Aptly then what Wullf is working on is improving the lines of communication between telcos. “Before you run three fibre lines up a hill, think about it. Speak to each other,” he advises.
This cooperation could really reap benefits for everyone in the eco-system. “Only a very small portion of Africa is covered, so if we were to deploy the capital a little bit more efficiently across the continent then everybody wins – more users, more usage, more money for the operators at lower operation costs, and lower prices for the end users.”
With much work to be done in terms of bringing basic mobile coverage to Africa some might see LTE as a luxury, but Wulff thinks that LTE is actually a great fit. “It’s about cost-per-bit. It’s that simple. Cost-per-bit delivers. The first high capacity IP MPLS networks that Siemens ever deployed with state of the art technology was in Nairobi – it wasn’t in New York City or Berlin, it was in Nairobi. Why would somebody deploy technology that has a higher cost per bit with the argument that it’s ‘good enough’ for Africa? You always go for the tech that offers the lowest cost per bit.”
He does concede that it’s unlikely to make sense to bring LTE to rural areas, and that initially LTE will focus on the high revenue markets. However, it should enable Africa to essentially bypass the slow evolution of mobile networks that the West experienced as it moved from 2G, then 3G to 4G.
Putting a techie hat on for a moment, Wulff says that LTE ability to lower costs while maintaining quality is one of its key assists for Greenfield areas. “You can do air interface per device ,per end user, so you could theoretically have one LTE networks and five operators and they could sell five different offerings based on QoS, depending on how much they want to spend on their air interface. That’s pretty cool if you ask me. I’m not representing an operator, but I like LTE from that aspect.”

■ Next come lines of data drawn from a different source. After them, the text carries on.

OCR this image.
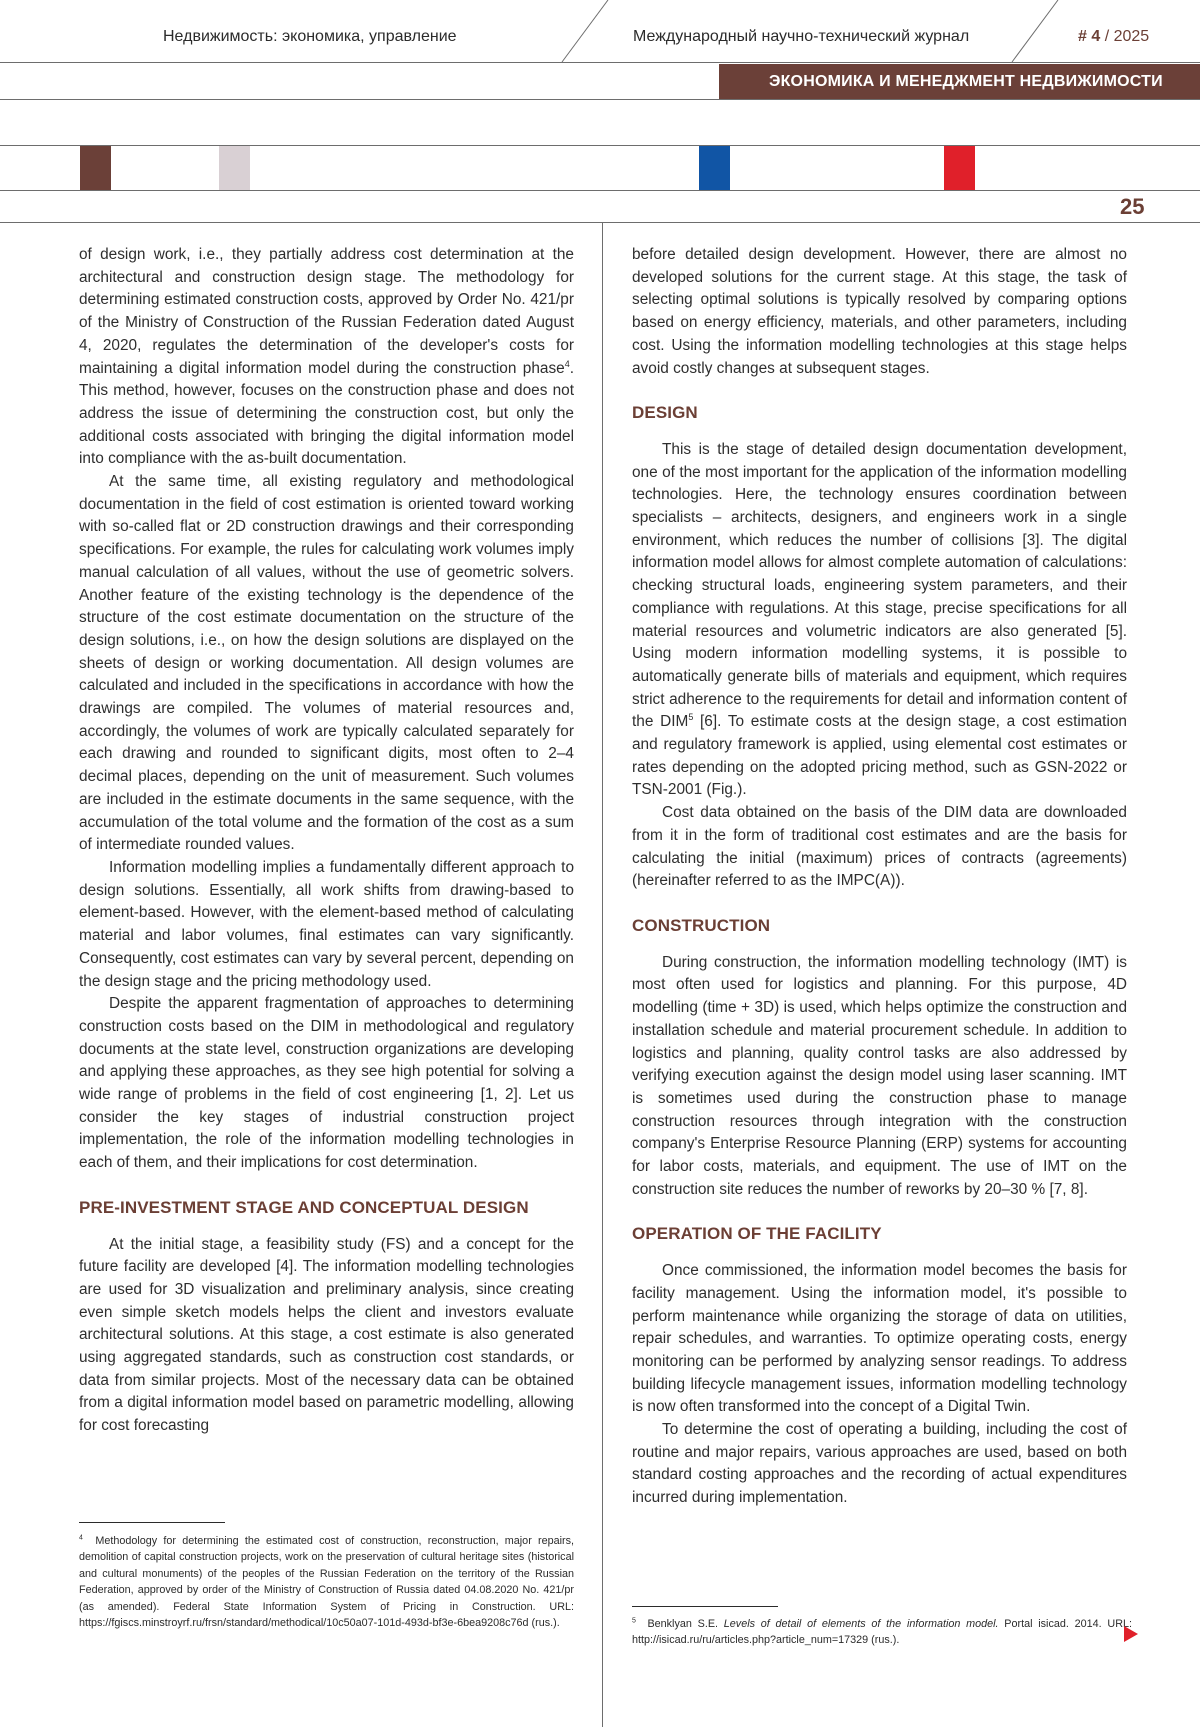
Недвижимость: экономика, управление	Международный научно-технический журнал	# 4 / 2025
ЭКОНОМИКА И МЕНЕДЖМЕНТ НЕДВИЖИМОСТИ
25

of design work, i.e., they partially address cost determination at the architectural and construction design stage. The methodology for determining estimated construction costs, approved by Order No. 421/pr of the Ministry of Construction of the Russian Federation dated August 4, 2020, regulates the determination of the developer's costs for maintaining a digital information model during the construction phase$^4$. This method, however, focuses on the construction phase and does not address the issue of determining the construction cost, but only the additional costs associated with bringing the digital information model into compliance with the as-built documentation.

At the same time, all existing regulatory and methodological documentation in the field of cost estimation is oriented toward working with so-called flat or 2D construction drawings and their corresponding specifications. For example, the rules for calculating work volumes imply manual calculation of all values, without the use of geometric solvers. Another feature of the existing technology is the dependence of the structure of the cost estimate documentation on the structure of the design solutions, i.e., on how the design solutions are displayed on the sheets of design or working documentation. All design volumes are calculated and included in the specifications in accordance with how the drawings are compiled. The volumes of material resources and, accordingly, the volumes of work are typically calculated separately for each drawing and rounded to significant digits, most often to 2–4 decimal places, depending on the unit of measurement. Such volumes are included in the estimate documents in the same sequence, with the accumulation of the total volume and the formation of the cost as a sum of intermediate rounded values.

Information modelling implies a fundamentally different approach to design solutions. Essentially, all work shifts from drawing-based to element-based. However, with the element-based method of calculating material and labor volumes, final estimates can vary significantly. Consequently, cost estimates can vary by several percent, depending on the design stage and the pricing methodology used.

Despite the apparent fragmentation of approaches to determining construction costs based on the DIM in methodological and regulatory documents at the state level, construction organizations are developing and applying these approaches, as they see high potential for solving a wide range of problems in the field of cost engineering [1, 2]. Let us consider the key stages of industrial construction project implementation, the role of the information modelling technologies in each of them, and their implications for cost determination.

PRE-INVESTMENT STAGE AND CONCEPTUAL DESIGN

At the initial stage, a feasibility study (FS) and a concept for the future facility are developed [4]. The information modelling technologies are used for 3D visualization and preliminary analysis, since creating even simple sketch models helps the client and investors evaluate architectural solutions. At this stage, a cost estimate is also generated using aggregated standards, such as construction cost standards, or data from similar projects. Most of the necessary data can be obtained from a digital information model based on parametric modelling, allowing for cost forecasting

$^4$ Methodology for determining the estimated cost of construction, reconstruction, major repairs, demolition of capital construction projects, work on the preservation of cultural heritage sites (historical and cultural monuments) of the peoples of the Russian Federation on the territory of the Russian Federation, approved by order of the Ministry of Construction of Russia dated 04.08.2020 No. 421/pr (as amended). Federal State Information System of Pricing in Construction. URL: https://fgiscs.minstroyrf.ru/frsn/standard/methodical/10c50a07-101d-493d-bf3e-6bea9208c76d (rus.).

before detailed design development. However, there are almost no developed solutions for the current stage. At this stage, the task of selecting optimal solutions is typically resolved by comparing options based on energy efficiency, materials, and other parameters, including cost. Using the information modelling technologies at this stage helps avoid costly changes at subsequent stages.

DESIGN

This is the stage of detailed design documentation development, one of the most important for the application of the information modelling technologies. Here, the technology ensures coordination between specialists – architects, designers, and engineers work in a single environment, which reduces the number of collisions [3]. The digital information model allows for almost complete automation of calculations: checking structural loads, engineering system parameters, and their compliance with regulations. At this stage, precise specifications for all material resources and volumetric indicators are also generated [5]. Using modern information modelling systems, it is possible to automatically generate bills of materials and equipment, which requires strict adherence to the requirements for detail and information content of the DIM$^5$ [6]. To estimate costs at the design stage, a cost estimation and regulatory framework is applied, using elemental cost estimates or rates depending on the adopted pricing method, such as GSN-2022 or TSN-2001 (Fig.).

Cost data obtained on the basis of the DIM data are downloaded from it in the form of traditional cost estimates and are the basis for calculating the initial (maximum) prices of contracts (agreements) (hereinafter referred to as the IMPC(A)).

CONSTRUCTION

During construction, the information modelling technology (IMT) is most often used for logistics and planning. For this purpose, 4D modelling (time + 3D) is used, which helps optimize the construction and installation schedule and material procurement schedule. In addition to logistics and planning, quality control tasks are also addressed by verifying execution against the design model using laser scanning. IMT is sometimes used during the construction phase to manage construction resources through integration with the construction company's Enterprise Resource Planning (ERP) systems for accounting for labor costs, materials, and equipment. The use of IMT on the construction site reduces the number of reworks by 20–30 % [7, 8].

OPERATION OF THE FACILITY

Once commissioned, the information model becomes the basis for facility management. Using the information model, it's possible to perform maintenance while organizing the storage of data on utilities, repair schedules, and warranties. To optimize operating costs, energy monitoring can be performed by analyzing sensor readings. To address building lifecycle management issues, information modelling technology is now often transformed into the concept of a Digital Twin.

To determine the cost of operating a building, including the cost of routine and major repairs, various approaches are used, based on both standard costing approaches and the recording of actual expenditures incurred during implementation.

$^5$ Benklyan S.E. Levels of detail of elements of the information model. Portal isicad. 2014. URL: http://isicad.ru/ru/articles.php?article_num=17329 (rus.).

Ultimately, Wullf comes across as being very optimistic for the prospects in the region. He warns that African operators should be careful to tailor their offerings for their own market and not simply try and mimic what has worked elsewhere. “That’s [been] one of the problems in some of the deployments, where basically the business case is just a copy/paste of developed markets. And then people figure out that this was not a great idea. We need to depart from the idea that a five-year old version of a European business case will work in Africa. It’s something that needs to be very, very specific and then it can be truly rewarding for everybody.”